Да, когда он пришел в отряд, ему было сорок четыре. Но при чем же тут эта разница? Он прошел не одну, а даже две медицинские комиссии, на здоровье не жаловался. Да и каждый ли из молодых мог бы выдержать, как он когда-то в их возрасте, пять боевых вылетов кряду или те неимоверно тяжелые перегрузки, какие приходилось переносить ему как летчику-испытателю, особенно при выходе из глубокого пикирования, когда невидимая тяжесть свинцом, до потемнения в глазах, наваливалась на грудь, на плечи, на голову… Что там говорить — он мог бы помериться силами кое с кем из них, мог, но почему так чувствительно воспринималась, как бы это сказать… необратимость, что ли, движения? Да-да, именно необратимость. Возраст ведь это не просто время, а движение, движение только вперед. Как ты ни хорохорься, а сорок — пятьдесят лет — это уже не двадцать и даже не тридцать. И все вроде повторяется каждый год — те же опять зеленые листья на деревьях, та же молодая травка на газонах и те же, как в прошлом году, яркие золотые солнышки одуванчиков, — все словно бы вновь, и только ты уже чуть-чуть, но другой, и то, что вечно для природы, для тебя уже вчерашний неповторимый день. Такова получалась философия возраста. А философия жизни, вернее, жизненной цели? Разве не было в этом удивительного повторения чего-то уже пройденного и вновь ощущаемого, но только на новом, как принято теперь говорить, витке?

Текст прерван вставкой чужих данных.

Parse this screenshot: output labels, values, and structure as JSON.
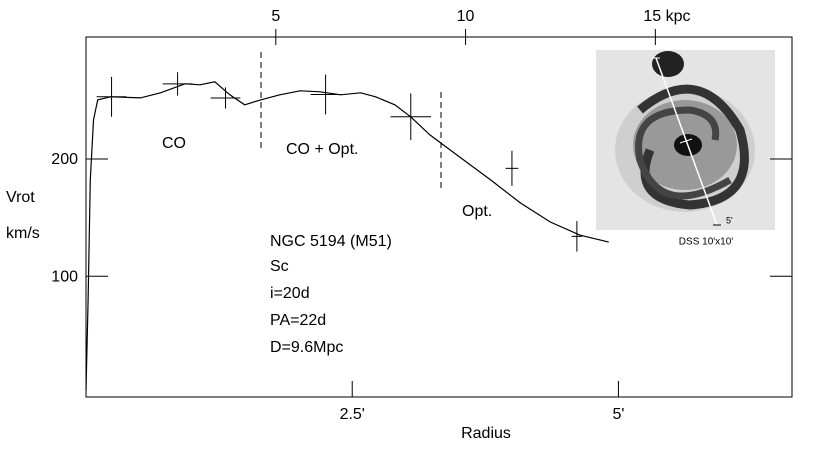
{
  "chart_data": {
    "type": "line",
    "x_label": "Radius",
    "y_label": "Vrot",
    "y_unit": "km/s",
    "xlim": [
      0,
      6.63
    ],
    "xticks": [
      {
        "value": 2.5,
        "label": "2.5'"
      },
      {
        "value": 5,
        "label": "5'"
      }
    ],
    "x2lim": [
      0,
      18.6
    ],
    "x2ticks": [
      5,
      10,
      {
        "value": 15,
        "label": "15 kpc"
      }
    ],
    "ylim": [
      -3,
      304
    ],
    "yticks": [
      100,
      200
    ],
    "curve": {
      "color": "#000",
      "x": [
        0,
        0.02,
        0.04,
        0.07,
        0.11,
        0.23,
        0.51,
        0.7,
        0.93,
        1.07,
        1.21,
        1.35,
        1.49,
        1.64,
        1.82,
        2.01,
        2.2,
        2.39,
        2.58,
        2.72,
        2.9,
        3.05,
        3.23,
        3.52,
        3.8,
        4.08,
        4.36,
        4.64,
        4.91
      ],
      "values": [
        2.6,
        79.5,
        182.1,
        233.3,
        250.4,
        253,
        252.1,
        256.4,
        264.1,
        263.2,
        265.8,
        254.7,
        246.2,
        250.4,
        254.7,
        258.1,
        257.3,
        254.7,
        256.4,
        253,
        246.2,
        235.9,
        220.5,
        200.9,
        182.1,
        162.4,
        146.2,
        135,
        129.1
      ]
    },
    "points": {
      "color": "#000",
      "x": [
        0.24,
        0.86,
        1.31,
        2.25,
        3.05,
        4.0,
        4.61
      ],
      "values": [
        253,
        264,
        252,
        255,
        236,
        192,
        134
      ],
      "yerr": [
        17,
        10,
        9,
        17,
        20,
        15,
        13
      ],
      "xerr": [
        0.14,
        0.14,
        0.14,
        0.14,
        0.19,
        0.06,
        0.05
      ]
    },
    "annotations": [
      "CO",
      "CO + Opt.",
      "Opt.",
      "NGC 5194 (M51)",
      "Sc",
      "i=20d",
      "PA=22d",
      "D=9.6Mpc"
    ],
    "inset_caption": "DSS 10'x10'",
    "inset_scale": "5'"
  }
}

Как будто вновь вернулись курсантские годы — опять на гаревой дорожке мельтешила с влажными пятнами на спине майка бегуна-соперника. Каких-то два шага, а не достать! Ну еще рывок! Куда там — он словно чувствует спиной каждое твое движение, уходит, уходит, а впереди еще полтора круга. За Леоновым не угнаться, а чуть сбоку догоняет, старается обойти Шонин. И обойдет этот упрямый, цепкий, настоящий стайер. Только бы не сбить дыхание, только бы дождаться, когда придет оно, второе, с новым притоком сил…

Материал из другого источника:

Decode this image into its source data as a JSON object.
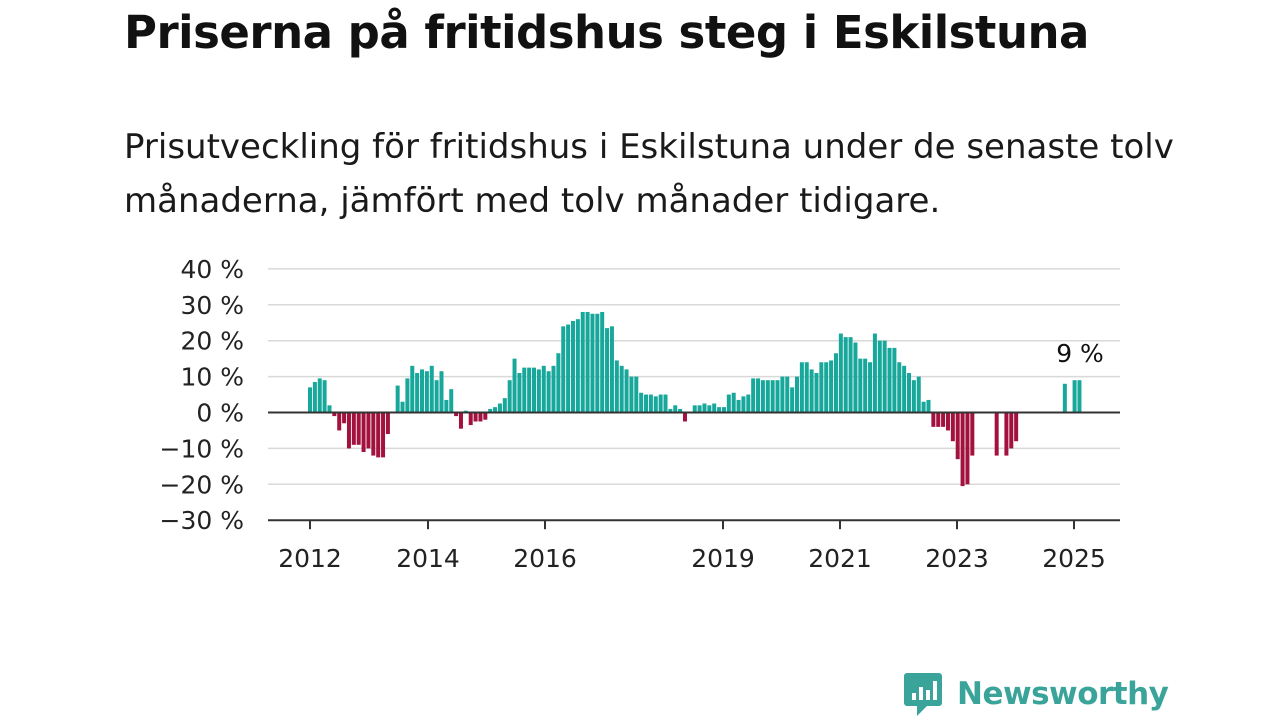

Но это действительно было возвращение в юность, когда за тугой теннисной сеткой точным упругим ударом возвращал тебе мяч не кто-нибудь, а Юра Гагарин. Разве не был он похож в ту минуту на однокашника курсантских лет? Это ведь о них, о тех, кто сдавал выпускные экзамены по пилотированию не в мирном, а в разорванном в клочья зенитками июньском небе, вспомнил Твардовский в стихотворении, посвященном первому космонавту:

И пусть они взлетали не в ракете

И не сравнить с твоею высоту,

Но и в своем фанерном драндулете

За ту же вырывалися черту.

За ту черту земного притяженья,

Что ведает солдат перед броском,

За грань того особого мгновенья,

Что жизнь и смерть вмещает целиком…

Но кровь одна, и вы — родные братья,

И не в долгу у старших младший брат.

Я лишь к тому, что всей своею статью

Ты так похож на тех моих ребят…

Нет, не был в долгу и старший брат у младших. Может быть, даже наоборот, ибо в октябре сорок четвертого года, когда Юра Гагарин в стоптанных отцовских ботинках шагал в школу, вышел номер газеты, который по малолетству вряд ли он мог прочитать. В той газете за подписью М. И. Калинина был напечатан Указ о присвоении звания Героя Советского Союза капитану, который сидел сейчас за одной партой с такими, как Юрий:

«…За образцовое выполнение боевых заданий командования на фронте борьбы с немецкими захватчиками и проявленные при этом отвагу и геройство…»

…Уже начинали обживать, правда пока на земле, новый корабль с прекрасным, могучим названием «Союз». И с чувством, нет, не зависти, а того непередаваемо трепетного, какого-то даже ревнивого отношения к новой технике, которое знакомо разве что летчикам-испытателям, поглядывал он на новенькие, еще не обмятые ложементы, на сияющие мудростью цифр и стрелок панели приборов, кнопки, ручки, тумблеры… А зависть, что ж, если и была, то к этим двум замечательным парням, теперь уже друзьям, кому в порядке очередности надлежало занять пока что пустующее кресло. Лететь на «Союзе» первым было назначено Владимиру Комарову. Его дублером готовился к старту Юрий Гагарин.